A new study in the American Journal of Public Health of homeowners aged 50 and older found that those falling behind on their mortgage payments in the previous two years suffered serious health consequences. The study, which compared outcomes for those who fell at least two months behind on their mortgage payments to those who did not, found higher rates of new depressive symptoms and less access to adequate food among those delinquent on payments over the two year study period. In addition, the delinquent homeowners were far more likely to report not being able to take medications properly for cost reasons. Not surprisingly, the delinquent group also had poorer health statuses and less access to health resources at the beginning of the study. While delinquency in mortgage payments may itself have led to poorer health outcomes, underlying conditions might have led to both the delinquency and health changes, the authors note. The study followed individuals from 2006 to 2008.
Veterans Account for 8% of Minnesota's Homeless
HUD and the Department of Veterans Affairs (VA) released the second annual supplement to the 2010 Annual Homeless Assessment Report (AHAR), which details the extent of homelessness among veterans in the United States. According to this report, veterans are overrepresented in the homeless population. Point-in-time estimates show that on a single night in January 2010, there were more than 76,000 homeless veterans nationally, a 1% increase from 2009. 43% of the homeless veterans were living on the streets, in cars, or in other places not meant for human habitation. For Minnesota, the point-in-time estimate was 644 homeless veterans, which accounted for about 8% of the homeless population in the state.

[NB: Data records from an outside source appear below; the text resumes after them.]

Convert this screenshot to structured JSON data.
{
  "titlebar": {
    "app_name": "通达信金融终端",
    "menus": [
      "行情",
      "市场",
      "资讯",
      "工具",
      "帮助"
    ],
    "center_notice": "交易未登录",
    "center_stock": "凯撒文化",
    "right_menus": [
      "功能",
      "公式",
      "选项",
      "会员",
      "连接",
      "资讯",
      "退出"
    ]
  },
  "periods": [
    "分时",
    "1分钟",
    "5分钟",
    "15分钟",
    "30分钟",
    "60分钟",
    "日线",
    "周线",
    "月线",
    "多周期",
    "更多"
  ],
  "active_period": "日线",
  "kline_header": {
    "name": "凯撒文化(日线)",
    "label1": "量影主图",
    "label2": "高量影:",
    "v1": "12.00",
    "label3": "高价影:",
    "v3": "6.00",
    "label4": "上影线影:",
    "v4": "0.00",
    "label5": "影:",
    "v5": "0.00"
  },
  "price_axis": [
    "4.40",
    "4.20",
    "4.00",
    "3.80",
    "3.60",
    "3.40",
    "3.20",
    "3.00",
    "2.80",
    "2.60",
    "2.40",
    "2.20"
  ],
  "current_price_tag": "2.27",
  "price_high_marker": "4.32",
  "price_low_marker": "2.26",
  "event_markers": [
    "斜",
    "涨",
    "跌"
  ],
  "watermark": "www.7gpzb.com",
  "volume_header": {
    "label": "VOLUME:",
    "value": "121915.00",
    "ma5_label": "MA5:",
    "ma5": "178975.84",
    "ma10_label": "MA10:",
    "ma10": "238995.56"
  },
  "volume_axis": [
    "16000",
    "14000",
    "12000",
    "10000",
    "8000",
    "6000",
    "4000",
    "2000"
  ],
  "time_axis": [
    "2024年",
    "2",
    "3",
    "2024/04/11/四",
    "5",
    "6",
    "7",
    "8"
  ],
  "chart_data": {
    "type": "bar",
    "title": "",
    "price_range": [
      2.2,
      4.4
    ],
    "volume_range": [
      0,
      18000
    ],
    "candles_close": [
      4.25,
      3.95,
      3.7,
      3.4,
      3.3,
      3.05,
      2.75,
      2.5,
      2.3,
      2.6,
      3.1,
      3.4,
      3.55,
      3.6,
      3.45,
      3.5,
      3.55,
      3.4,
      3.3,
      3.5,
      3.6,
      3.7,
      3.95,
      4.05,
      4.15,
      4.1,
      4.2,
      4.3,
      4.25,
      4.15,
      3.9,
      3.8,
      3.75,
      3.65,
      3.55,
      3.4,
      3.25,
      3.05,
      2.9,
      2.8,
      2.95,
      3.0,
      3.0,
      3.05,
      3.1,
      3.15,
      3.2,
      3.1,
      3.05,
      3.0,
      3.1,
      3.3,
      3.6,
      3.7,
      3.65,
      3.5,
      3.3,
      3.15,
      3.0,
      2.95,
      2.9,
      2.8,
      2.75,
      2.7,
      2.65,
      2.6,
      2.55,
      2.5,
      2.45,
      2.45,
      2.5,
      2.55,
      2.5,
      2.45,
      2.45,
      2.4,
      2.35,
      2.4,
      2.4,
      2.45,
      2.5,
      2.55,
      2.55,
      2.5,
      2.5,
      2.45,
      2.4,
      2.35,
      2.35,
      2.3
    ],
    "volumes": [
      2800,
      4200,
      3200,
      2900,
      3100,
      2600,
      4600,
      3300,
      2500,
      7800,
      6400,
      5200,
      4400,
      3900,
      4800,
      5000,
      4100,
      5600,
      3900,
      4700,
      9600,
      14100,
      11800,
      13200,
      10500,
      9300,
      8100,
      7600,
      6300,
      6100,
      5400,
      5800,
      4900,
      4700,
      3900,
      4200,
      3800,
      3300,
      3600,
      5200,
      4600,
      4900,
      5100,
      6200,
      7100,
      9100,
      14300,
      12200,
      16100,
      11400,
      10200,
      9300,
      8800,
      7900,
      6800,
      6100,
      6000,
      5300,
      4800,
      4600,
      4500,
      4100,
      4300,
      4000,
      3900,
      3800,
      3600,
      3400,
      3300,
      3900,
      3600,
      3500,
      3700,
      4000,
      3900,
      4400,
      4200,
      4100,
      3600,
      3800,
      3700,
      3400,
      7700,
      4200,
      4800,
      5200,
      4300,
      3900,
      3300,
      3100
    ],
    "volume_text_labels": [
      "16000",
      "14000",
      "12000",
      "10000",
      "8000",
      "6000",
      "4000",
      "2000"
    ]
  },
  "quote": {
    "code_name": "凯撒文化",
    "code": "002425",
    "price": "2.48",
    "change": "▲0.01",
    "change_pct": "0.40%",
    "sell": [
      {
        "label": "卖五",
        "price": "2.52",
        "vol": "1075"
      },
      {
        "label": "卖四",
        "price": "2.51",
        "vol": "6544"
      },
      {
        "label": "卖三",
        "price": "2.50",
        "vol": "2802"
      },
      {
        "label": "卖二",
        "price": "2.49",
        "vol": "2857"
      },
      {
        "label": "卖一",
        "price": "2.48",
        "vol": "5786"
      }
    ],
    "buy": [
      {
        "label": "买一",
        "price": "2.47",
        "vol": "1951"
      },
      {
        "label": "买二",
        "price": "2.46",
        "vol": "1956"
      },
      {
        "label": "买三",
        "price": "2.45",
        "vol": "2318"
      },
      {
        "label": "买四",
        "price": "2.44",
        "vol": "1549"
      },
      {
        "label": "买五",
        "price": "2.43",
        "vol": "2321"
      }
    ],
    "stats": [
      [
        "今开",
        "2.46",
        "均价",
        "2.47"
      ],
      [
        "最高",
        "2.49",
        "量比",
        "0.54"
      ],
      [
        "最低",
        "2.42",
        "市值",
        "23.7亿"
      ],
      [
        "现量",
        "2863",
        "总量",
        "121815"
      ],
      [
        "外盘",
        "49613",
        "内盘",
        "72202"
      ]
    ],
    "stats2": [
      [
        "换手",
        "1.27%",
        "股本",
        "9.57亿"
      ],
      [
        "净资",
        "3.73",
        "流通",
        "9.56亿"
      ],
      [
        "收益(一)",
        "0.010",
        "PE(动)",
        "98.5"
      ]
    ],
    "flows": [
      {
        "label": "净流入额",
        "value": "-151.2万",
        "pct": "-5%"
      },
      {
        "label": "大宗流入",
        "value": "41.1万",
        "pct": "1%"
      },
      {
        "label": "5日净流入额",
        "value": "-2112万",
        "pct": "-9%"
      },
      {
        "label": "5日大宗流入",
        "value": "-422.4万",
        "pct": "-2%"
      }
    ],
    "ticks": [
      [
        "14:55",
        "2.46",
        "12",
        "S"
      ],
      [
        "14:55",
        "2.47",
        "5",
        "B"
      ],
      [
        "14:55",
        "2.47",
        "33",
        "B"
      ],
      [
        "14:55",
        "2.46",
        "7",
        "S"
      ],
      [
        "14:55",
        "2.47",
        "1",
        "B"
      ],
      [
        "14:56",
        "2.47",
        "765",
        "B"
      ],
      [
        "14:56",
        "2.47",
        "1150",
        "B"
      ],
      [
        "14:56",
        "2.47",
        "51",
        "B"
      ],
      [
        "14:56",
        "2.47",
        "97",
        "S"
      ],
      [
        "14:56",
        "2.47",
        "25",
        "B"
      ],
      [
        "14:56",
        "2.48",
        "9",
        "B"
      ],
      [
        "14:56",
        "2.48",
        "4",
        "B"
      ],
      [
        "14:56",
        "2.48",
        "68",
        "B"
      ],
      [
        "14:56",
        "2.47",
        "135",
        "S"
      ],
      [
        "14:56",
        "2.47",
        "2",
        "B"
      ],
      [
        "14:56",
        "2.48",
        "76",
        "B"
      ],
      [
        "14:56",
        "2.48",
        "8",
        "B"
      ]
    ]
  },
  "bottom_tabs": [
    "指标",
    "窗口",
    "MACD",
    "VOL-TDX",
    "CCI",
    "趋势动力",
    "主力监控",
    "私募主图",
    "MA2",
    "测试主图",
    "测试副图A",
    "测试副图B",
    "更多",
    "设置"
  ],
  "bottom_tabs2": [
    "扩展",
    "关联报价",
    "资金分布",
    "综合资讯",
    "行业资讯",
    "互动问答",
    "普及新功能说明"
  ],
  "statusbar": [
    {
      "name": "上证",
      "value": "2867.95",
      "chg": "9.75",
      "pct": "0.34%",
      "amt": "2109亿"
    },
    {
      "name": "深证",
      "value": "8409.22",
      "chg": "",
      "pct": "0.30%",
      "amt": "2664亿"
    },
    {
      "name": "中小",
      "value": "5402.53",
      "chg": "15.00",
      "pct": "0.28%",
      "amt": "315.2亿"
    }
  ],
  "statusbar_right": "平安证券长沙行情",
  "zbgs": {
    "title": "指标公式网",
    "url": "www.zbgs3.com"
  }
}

A new series of briefs from the Center for Housing Policy describes policy options that support the creation and preservation of affordable and mixed-income housing in neighborhoods where families can walk, bike, use public transit, or drive relatively short distances to meet daily needs. The three briefs highlight the different tools available at the local, regional, and state levels. Local planning departments and city council members, for example, exercise the most direct control over land use and zoning policies, while regional entities such as metropolitan planning organizations and councils of government, can support sound planning and coordination. States also have a role to play through targeted financial support and enabling legislation.